Wisconsin Higher Education Grants are expected to increase in the new budget year because of a decrease in the number of applicants and the use of one-time carry-over funds from 1995-96. (The actual WHEG appropriation did not increase between 1995-96 and 1996-97.) The maximum award level for an eligible dependent student will increase 4%, from $1,452 to $1,510.

As part of a multiyear plan to enhance educational quality at the 13 UW Centers, an additional 1.5% will be added to the Centers’ tuition schedule. Specifically, 1.5% of the 6.5% increase will be “earmarked” to strengthen student programs and services, including:

  • Strengthening academic advising to better prepare students for transfer to many different programs at all UW System institutions;
  • Enriching the curricular and co-curricular freshman year experience, important for all, but especially so for non-traditional students, first-generation college students and older students who make up a large percentage of the student body;
  • Supporting specific “integrated” courses that strengthen the Centers associate degree program.

The “earmarked” 1.5% increase amounts to $12.50 per semester for resident students.

For the 1996-97 academic year UW-Centers tuition of $1,779 will be 17% less than at comprehensive universities and 8.5% below comparable Wisconsin Technical College System two-year college-parallel programs. This is the first implementation of the differential tuition increase option recommended by the Board of Regents’ Study of the UW System in the 21st Century.

1996-97 activities funded by GPR and student fees

The largest single use of GPR/student fee monies is instruction, utilizing 47.9% of all such revenues, or $596 million of a total $1.244 billion in GPR/fee revenues. Other activities funded by GPR/student fees include: academic support ($166.8 million), physical plant ($129.9 million), research and public services ($102 million), institutional support ($101.2 million), and student services ($71.2 million).

Budget reductions

As noted earlier, the UW System Biennial Operating Budget for 1995-97 was reduced a net $33.1 million from the previous biennial operating budget. Accordingly, numerous cost-reduction steps were taken within UW System Administration and each of the UW System’s 15 institutions.

A total of 527 positions will be cut systemwide, including 20 percent of all System Administration staff..

Each of the 15 institutions (13 four-year campuses, UW-Extension, and UW Centers) also sustained reductions in each of the two years in the biennial budget period. While all areas of expense were affected, Instruction has been relatively protected while disproportional reductions have been taken from Institutional Support, Academic Support, Student Services, Research and Public Service, and Farm Operations. As shown in the table below, in 1995-96, Instruction was 48% of the UW System GPR/fee base budget while Institutional Support was 8.3%, Academic Support was 13.0% and Student Services were 5.7%.

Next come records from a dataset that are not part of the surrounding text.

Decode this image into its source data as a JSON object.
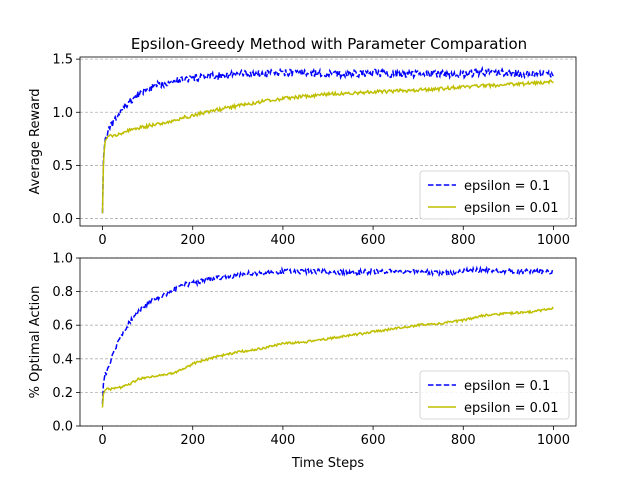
{
  "title": "Epsilon-Greedy Method with Parameter Comparation",
  "colors": {
    "series_1": "#0000ff",
    "series_2": "#bfbf00",
    "grid": "#b0b0b0"
  },
  "chart_data": [
    {
      "type": "line",
      "title": "Epsilon-Greedy Method with Parameter Comparation",
      "xlabel": "",
      "ylabel": "Average Reward",
      "xlim": [
        -50,
        1050
      ],
      "ylim": [
        -0.07,
        1.52
      ],
      "xticks": [
        "0",
        "200",
        "400",
        "600",
        "800",
        "1000"
      ],
      "yticks": [
        "0.0",
        "0.5",
        "1.0",
        "1.5"
      ],
      "grid": "horizontal dashed",
      "legend_position": "lower-right",
      "series": [
        {
          "name": "epsilon = 0.1",
          "color": "#0000ff",
          "style": "dashed",
          "x": [
            0,
            2,
            5,
            10,
            20,
            30,
            40,
            50,
            60,
            80,
            100,
            120,
            150,
            180,
            200,
            250,
            300,
            350,
            400,
            450,
            500,
            550,
            600,
            650,
            700,
            750,
            800,
            850,
            900,
            950,
            1000
          ],
          "y": [
            0.05,
            0.55,
            0.72,
            0.8,
            0.88,
            0.94,
            1.0,
            1.06,
            1.1,
            1.17,
            1.22,
            1.25,
            1.29,
            1.31,
            1.32,
            1.34,
            1.36,
            1.36,
            1.37,
            1.37,
            1.36,
            1.36,
            1.37,
            1.36,
            1.36,
            1.36,
            1.36,
            1.38,
            1.37,
            1.36,
            1.36
          ]
        },
        {
          "name": "epsilon = 0.01",
          "color": "#bfbf00",
          "style": "solid",
          "x": [
            0,
            2,
            5,
            10,
            20,
            40,
            60,
            80,
            100,
            120,
            150,
            180,
            200,
            250,
            300,
            350,
            400,
            450,
            500,
            550,
            600,
            650,
            700,
            750,
            800,
            850,
            900,
            950,
            1000
          ],
          "y": [
            0.05,
            0.5,
            0.72,
            0.76,
            0.78,
            0.8,
            0.83,
            0.85,
            0.87,
            0.89,
            0.91,
            0.95,
            0.97,
            1.02,
            1.06,
            1.1,
            1.13,
            1.15,
            1.17,
            1.18,
            1.19,
            1.2,
            1.21,
            1.22,
            1.24,
            1.25,
            1.26,
            1.27,
            1.29
          ]
        }
      ]
    },
    {
      "type": "line",
      "title": "",
      "xlabel": "Time Steps",
      "ylabel": "% Optimal Action",
      "xlim": [
        -50,
        1050
      ],
      "ylim": [
        0.0,
        1.0
      ],
      "xticks": [
        "0",
        "200",
        "400",
        "600",
        "800",
        "1000"
      ],
      "yticks": [
        "0.0",
        "0.2",
        "0.4",
        "0.6",
        "0.8",
        "1.0"
      ],
      "grid": "horizontal dashed",
      "legend_position": "lower-right",
      "series": [
        {
          "name": "epsilon = 0.1",
          "color": "#0000ff",
          "style": "dashed",
          "x": [
            0,
            2,
            5,
            10,
            20,
            30,
            40,
            50,
            60,
            80,
            100,
            120,
            150,
            180,
            200,
            250,
            300,
            350,
            400,
            450,
            500,
            550,
            600,
            650,
            700,
            750,
            800,
            850,
            900,
            950,
            1000
          ],
          "y": [
            0.13,
            0.25,
            0.3,
            0.33,
            0.4,
            0.47,
            0.53,
            0.58,
            0.62,
            0.68,
            0.73,
            0.76,
            0.8,
            0.84,
            0.85,
            0.88,
            0.9,
            0.91,
            0.92,
            0.92,
            0.92,
            0.91,
            0.92,
            0.92,
            0.92,
            0.91,
            0.92,
            0.93,
            0.92,
            0.92,
            0.92
          ]
        },
        {
          "name": "epsilon = 0.01",
          "color": "#bfbf00",
          "style": "solid",
          "x": [
            0,
            2,
            5,
            10,
            20,
            40,
            60,
            80,
            100,
            120,
            150,
            180,
            200,
            250,
            300,
            350,
            400,
            450,
            500,
            550,
            600,
            650,
            700,
            750,
            800,
            850,
            900,
            950,
            1000
          ],
          "y": [
            0.11,
            0.19,
            0.21,
            0.22,
            0.22,
            0.23,
            0.25,
            0.28,
            0.29,
            0.3,
            0.31,
            0.34,
            0.37,
            0.41,
            0.44,
            0.46,
            0.49,
            0.5,
            0.52,
            0.54,
            0.56,
            0.58,
            0.6,
            0.61,
            0.63,
            0.66,
            0.67,
            0.68,
            0.7
          ]
        }
      ]
    }
  ]
}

Activity Percent of 1996-97 Administrative
and General Reduction
Percent of 1995-96
GPR/Fees Budget
Instruction 36.6% 48.0%
Institutional Support (Admin) 20.2% 8.3%*
Academic Support 19.7% 13.0%
Student Services 7.6% 5.7%
Physical Plant 4.3% 10.3%
Research & Public Service 11.0% 8.3%
Farm Operations 0.6% 0.4%
Other 0.0% 6.0%**
(*Institutional Support is 6.3%
on an all-funds basis)
(**Auxiliary Enterprises, Hospitals,
Financial Aids, Debt Service)

Of these GPR budget reductions made in the 1996-97 annual budget, 93% of the reductions were made in the area of salaries and fringe benefits, 5% came in supplies and expenses, and 2% from capital expenditures. Specific examples of administrative expense reductions and academic restructuring by institution are listed in Section V of the 1996-97 annual budget document.

After approval by the Board of Regents, the UW System budget reductions will be transmitted to the Legislature’s Joint Committee on Finance for review on June 18.